嫌なら逃げます、嫌じゃないなら逃げません………暗にそう言っているのだ。
「そうか…………だが価値は見出す物であって最初からあるなら物じゃないぞ?。事実、今日俺の為に何をしてくれた?……ん?。」
「あっ…………で、でも………私も色々出来ます…よ?。」
(あはは、やっぱり考え方がまだ稚拙だな………。俺も小さい頃はそうだったんだな…………。)
「自分のアピールをして来る辺り……答えは決まってるんだろ?。まあ、心配するなよ……価値を見出してはなくても……希歩はきっと俺にとって不可欠になってくれるってゆう『期待』は有る。来いよ、俺と一緒に…………嫌になったら逃げればいいし……そう思わせないって誓ってやるよ。」
獣人(希歩のような人間)
黒化した異種生物の混血。黒化すると掛け離れた種族でも子供ができる。例……犬×鳥 猫×トカゲ 人×その他
希歩
獣人は安全圏のセレブに人気。完全な人間では無いので人権が無い以上、殺る・ヤる・焼く(痛め付ける)、その他諸々全部自由な奴隷になる。
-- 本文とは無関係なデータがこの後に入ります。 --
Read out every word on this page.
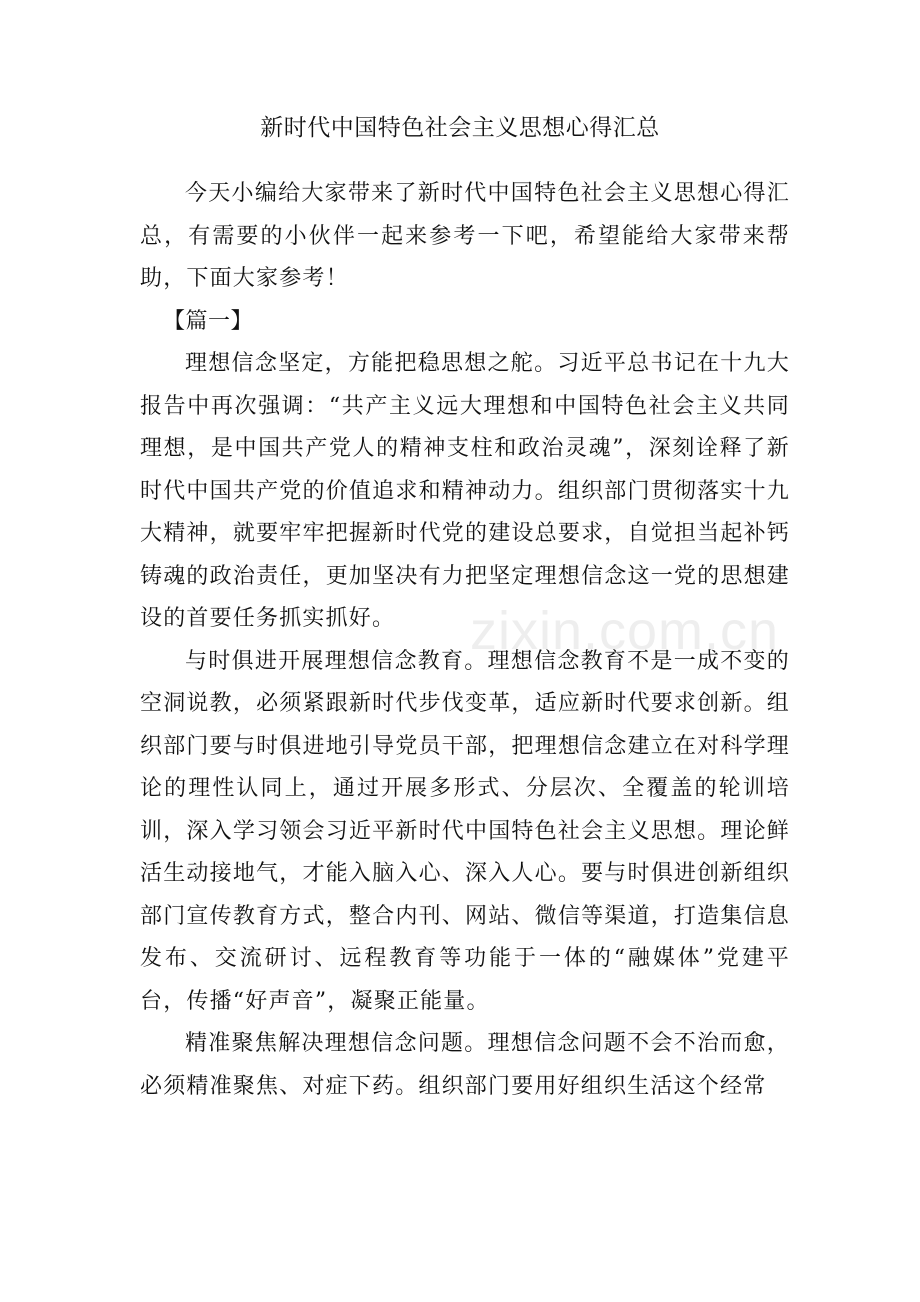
新时代中国特色社会主义思想心得汇总

今天小编给大家带来了新时代中国特色社会主义思想心得汇总，有需要的小伙伴一起来参考一下吧，希望能给大家带来帮助，下面大家参考！

【篇一】

理想信念坚定，方能把稳思想之舵。习近平总书记在十九大报告中再次强调：“共产主义远大理想和中国特色社会主义共同理想，是中国共产党人的精神支柱和政治灵魂”，深刻诠释了新时代中国共产党的价值追求和精神动力。组织部门贯彻落实十九大精神，就要牢牢把握新时代党的建设总要求，自觉担当起补钙铸魂的政治责任，更加坚决有力把坚定理想信念这一党的思想建设的首要任务抓实抓好。

与时俱进开展理想信念教育。理想信念教育不是一成不变的空洞说教，必须紧跟新时代步伐变革，适应新时代要求创新。组织部门要与时俱进地引导党员干部，把理想信念建立在对科学理论的理性认同上，通过开展多形式、分层次、全覆盖的轮训培训，深入学习领会习近平新时代中国特色社会主义思想。理论鲜活生动接地气，才能入脑入心、深入人心。要与时俱进创新组织部门宣传教育方式，整合内刊、网站、微信等渠道，打造集信息发布、交流研讨、远程教育等功能于一体的“融媒体”党建平台，传播“好声音”，凝聚正能量。

精准聚焦解决理想信念问题。理想信念问题不会不治而愈，必须精准聚焦、对症下药。组织部门要用好组织生活这个经常

zixin.com.cn
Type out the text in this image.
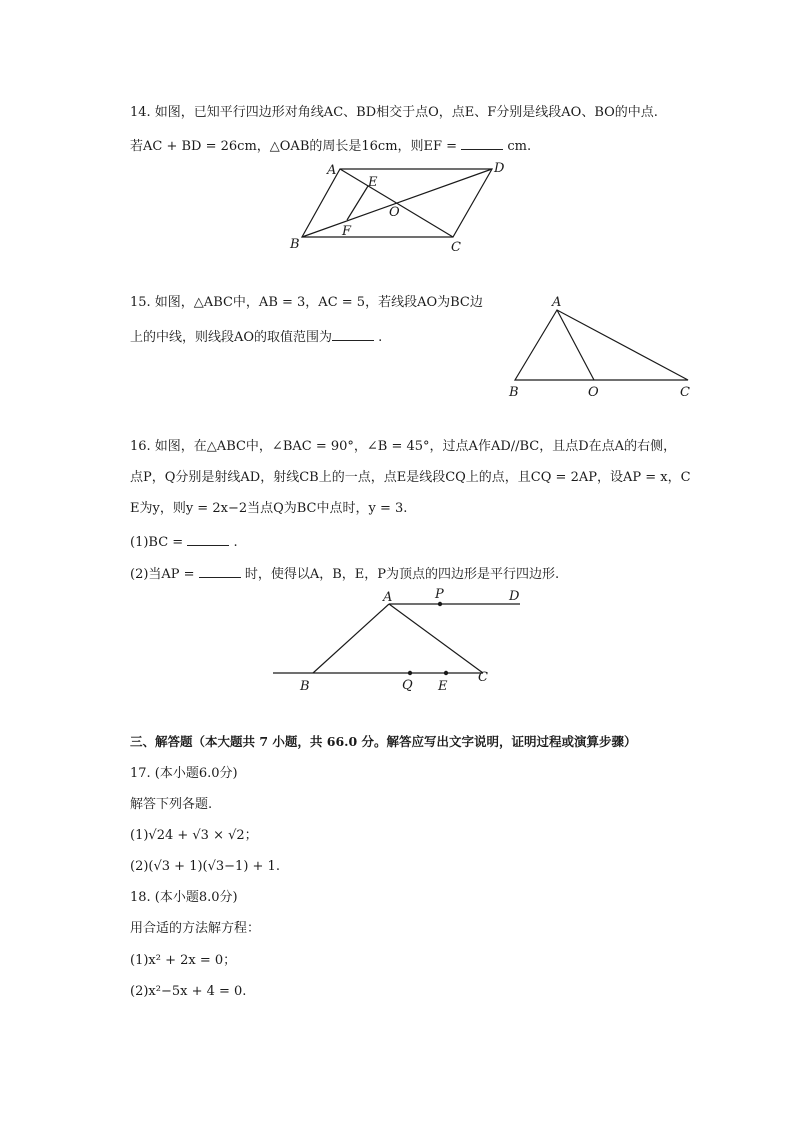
14. 如图，已知平行四边形对角线AC、BD相交于点O，点E、F分别是线段AO、BO的中点.
若AC + BD = 26cm，△OAB的周长是16cm，则EF =	cm.
A	D
E
O
F
B	C
15. 如图，△ABC中，AB = 3，AC = 5，若线段AO为BC边
上的中线，则线段AO的取值范围为	.
A
B	O	C
16. 如图，在△ABC中，∠BAC = 90°，∠B = 45°，过点A作AD//BC，且点D在点A的右侧，
点P，Q分别是射线AD，射线CB上的一点，点E是线段CQ上的点，且CQ = 2AP，设AP = x，C
E为y，则y = 2x−2当点Q为BC中点时，y = 3.
(1)BC =	.
(2)当AP =	时，使得以A，B，E，P为顶点的四边形是平行四边形.
A	P	D
B	Q E
C
三、解答题（本大题共 7 小题，共 66.0 分。解答应写出文字说明，证明过程或演算步骤）
17. (本小题6.0分)
解答下列各题.
(1)√24 + √3 × √2；
(2)(√3 + 1)(√3−1) + 1.
18. (本小题8.0分)
用合适的方法解方程：
(1)x² + 2x = 0；
(2)x²−5x + 4 = 0.
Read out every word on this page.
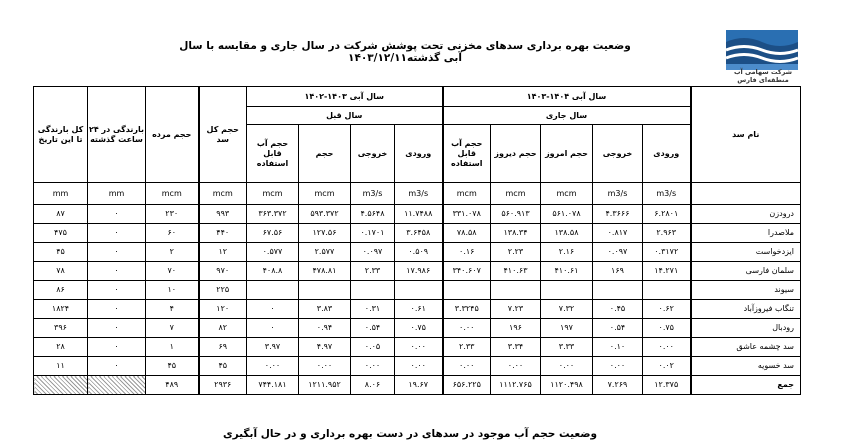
شرکت سهامی آب منطقه‌ای فارس
وضعیت بهره برداری سدهای مخزنی تحت پوشش شرکت در سال جاری و مقایسه با سال آبی گذشته۱۴۰۳/۱۲/۱۱
کل بارندگی تا این تاریخ	بارندگی در ۲۴ ساعت گذشته	حجم مرده	حجم کل سد	سال آبی ۱۴۰۳-۱۴۰۲				سال آبی ۱۴۰۴-۱۴۰۳					نام سد
				سال قبل				سال جاری					
				حجم آب قابل استفاده	حجم	خروجی	ورودی	حجم آب قابل استفاده	حجم دیروز	حجم امروز	خروجی	ورودی	
mm	mm	mcm	mcm	mcm	mcm	m3/s	m3/s	mcm	mcm	mcm	m3/s	m3/s	
۸۷	۰	۲۳۰	۹۹۳	۳۶۳.۳۷۲	۵۹۳.۳۷۲	۴.۵۶۴۸	۱۱.۷۴۸۸	۳۳۱.۰۷۸	۵۶۰.۹۱۳	۵۶۱.۰۷۸	۴.۳۶۶۶	۶.۲۸۰۱	درودزن
۴۷۵	۰	۶۰	۴۴۰	۶۷.۵۶	۱۲۷.۵۶	۰.۱۷۰۱	۳.۶۴۵۸	۷۸.۵۸	۱۳۸.۳۴	۱۳۸.۵۸	۰.۸۱۷	۲.۹۶۳	ملاصدرا
۴۵	۰	۲	۱۲	۰.۵۷۷	۲.۵۷۷	۰.۰۹۷	۰.۵۰۹	۰.۱۶	۲.۲۳	۲.۱۶	۰.۰۹۷	۰.۳۱۷۲	ایزدخواست
۷۸	۰	۷۰	۹۷۰	۴۰۸.۸	۴۷۸.۸۱	۲.۳۳	۱۷.۹۸۶	۳۴۰.۶۰۷	۴۱۰.۶۳	۴۱۰.۶۱	۱۶۹	۱۴.۲۷۱	سلمان فارسی
۸۶	۰	۱۰	۲۲۵										سیوند
۱۸۲۴	۰	۴	۱۲۰	۰	۳.۸۳	۰.۳۱	۰.۶۱	۳.۳۲۴۵	۷.۲۳	۷.۳۲	۰.۴۵	۰.۶۲	تنگاب فیروزآباد
۳۹۶	۰	۷	۸۲	۰	۰.۹۴	۰.۵۴	۰.۷۵	۰.۰۰	۱۹۶	۱۹۷	۰.۵۴	۰.۷۵	رودبال
۲۸	۰	۱	۶۹	۳.۹۷	۴.۹۷	۰.۰۵	۰.۰۰	۲.۳۳	۳.۳۴	۳.۳۳	۰.۱۰	۰.۰۰	سد چشمه عاشق
۱۱	۰	۴۵	۴۵	۰.۰۰	۰.۰۰	۰.۰۰	۰.۰۰	۰.۰۰	۰.۰۰	۰.۰۰	۰.۰۰	۰.۰۲	سد خسویه
		۴۸۹	۲۹۳۶	۷۴۴.۱۸۱	۱۲۱۱.۹۵۲	۸.۰۶	۱۹.۶۷	۶۵۶.۲۲۵	۱۱۱۲.۷۶۵	۱۱۲۰.۴۹۸	۷.۲۶۹	۱۲.۳۷۵	جمع
وضعیت حجم آب موجود در سدهای در دست بهره برداری و در حال آبگیری
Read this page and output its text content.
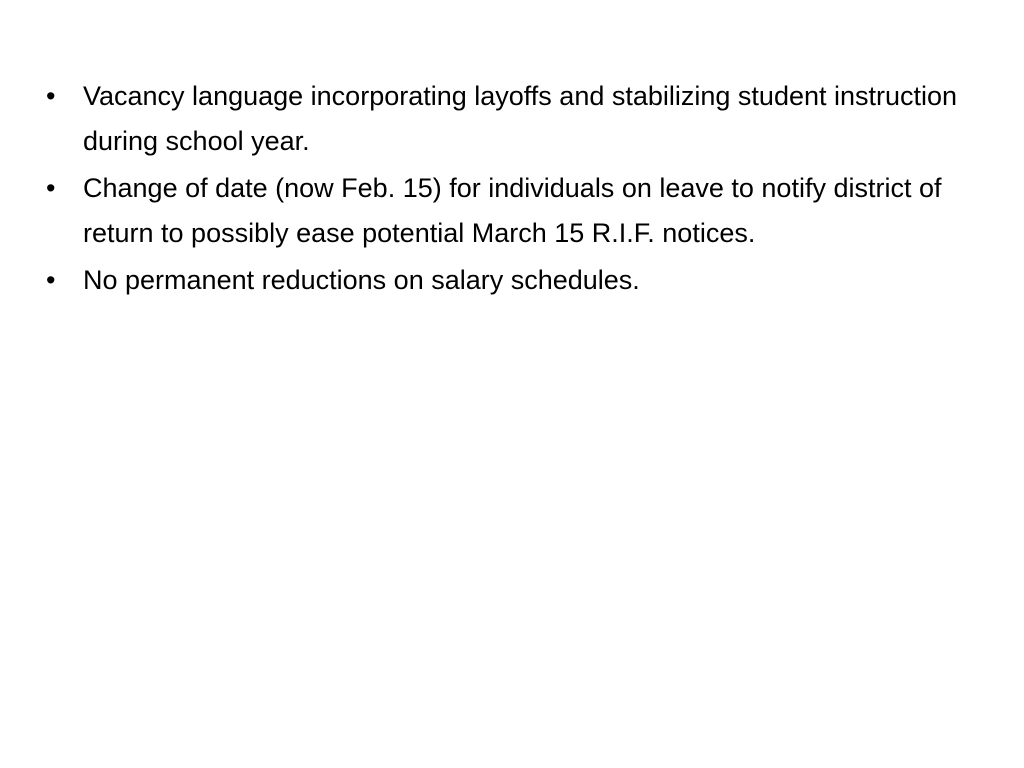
•	Vacancy language incorporating layoffs and stabilizing student instruction during school year.
•	Change of date (now Feb. 15) for individuals on leave to notify district of return to possibly ease potential March 15 R.I.F. notices.
•	No permanent reductions on salary schedules.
特に希歩は完全な人間体に獣の耳尾と人気の高い遺伝パターン。それだけ高く売れる。
黒化
全ての元素と強烈な反応性を持つ新元素『オル』によって黒く変色(進度が高いほどに光沢を帯びていく)する現象。大体の生物は多臓器不全で死ぬ。
稀に死なない固体や適応する種が居る、こいつらは変異前よりざっくり言えば強くなる。
元素『オル』 黒化『オルト(レーション)』 黒化生物『オルター』
オルトは黒化現象だけでなく、黒化した物質にも使われる。
黒化はあくまで名称であり、黒色以外の変異でも黒化と呼ばれる。
その後
知りえなかった自分の素性を明かされた希歩。
安全で悪辣な人の世界か、無垢で過酷な外の世界で生きるかの2択を水輝に迫られる。
ただの数分で自分の全てを伝えられ、激しく困惑する頭………
それでも世界は満遍なく進む、それを知る水輝は選択を待ってはくれない。
そう時間を置かず、『ホーム』に帰りの電車が到着する。
水輝の『物』として一緒に乗れば………或いは自分の力のみを信じ、外の世界に戻れば……………
どちらにしても生涯を揺るがす決断。
縋り付くように水輝に投げ掛ける質問、返される答え。
答えは自分で決めなければいけない。